Der EU-Beschluss steht seit 2022: Ab 2035 dürfen Neuwagen mit klassischen Verbrennungsmotoren nicht mehr zugelassen werden. Damit soll der Verkehrssektor seinen Beitrag zum Klimaschutz leisten. Zwei Zugeständnisse hatte Brüssel beim Verbrennerverbot bereits gemacht - eine Ausnahme für E-Fuels sowie eine Lockerung der CO2-Flottengrenzwerte. Die neuen Grenzwerte müssen nach der Lockerung im Frühjahr nicht mehr in diesem Jahr erreicht werden, sondern nur im Durchschnitt der drei Jahre 2025 bis 2027. Doch die Branche fordert vehement weitere Entlastungen.

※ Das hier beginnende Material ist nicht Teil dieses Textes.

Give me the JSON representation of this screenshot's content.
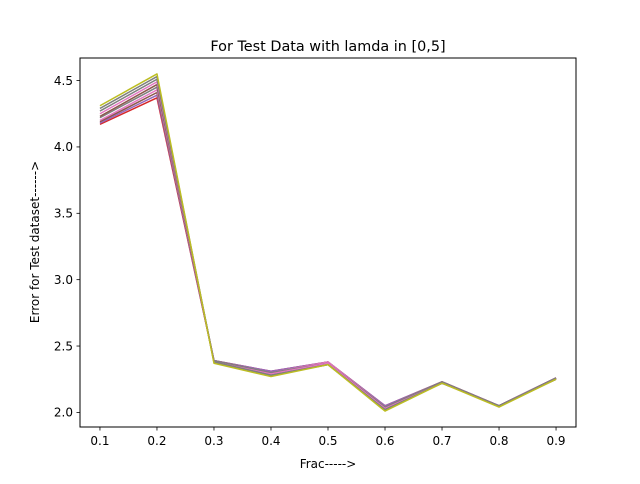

Am heutigen Freitag kamen Vertreter der Autoindustrie mit der EU-Kommission zusammen, um erneut über die Zukunft einer Branche mit 13 Millionen Beschäftigten in der EU zu beraten, die ohnehin unter Druck steht. Im Vorfeld hatte Kommissionspräsidentin Ursula von der Leyen zwar hohen Erwartungen eine Absage erteilt. In einem Positionspapier, das dem "Handelsblatt" vorlag, betonte sie, die EU halte am Zeitplan für das Verbrenner-Aus fest. "Die Zukunft ist elektrisch", hatte sie auch in ihrer Rede zur Lage der EU am Mittwoch bekräftigt. Nach dem Treffen hörte sich das jedoch anders an: Die EU will das Verbot von Verbrennermotoren bei Neuwagen ab 2035 ein Jahr früher als geplant, noch Ende dieses Jahres, überprüfen. Von der Leyen erklärte bei X, sie habe "die Bedenken der Industrie gehört".
Autoindustrie unter Druck
Drei Jahre nach dem Beschluss und mehreren Anpassungen später geben die Branchenvertreter nicht auf. Nachrichten über Gewinneinbrüche und Stellenstreichungen aus der Branche reißen nicht ab. Hersteller und Verbände beklagen hohe Kosten durch die Transformation zur Elektromobilität, eine schwache Nachfrage nach Elektroautos und massiven Druck durch die Konkurrenz aus China. Der Verband der Automobilindustrie (VDA) und auch Bundeskanzler Friedrich Merz fordern deshalb mantraartig "mehr Flexibilität".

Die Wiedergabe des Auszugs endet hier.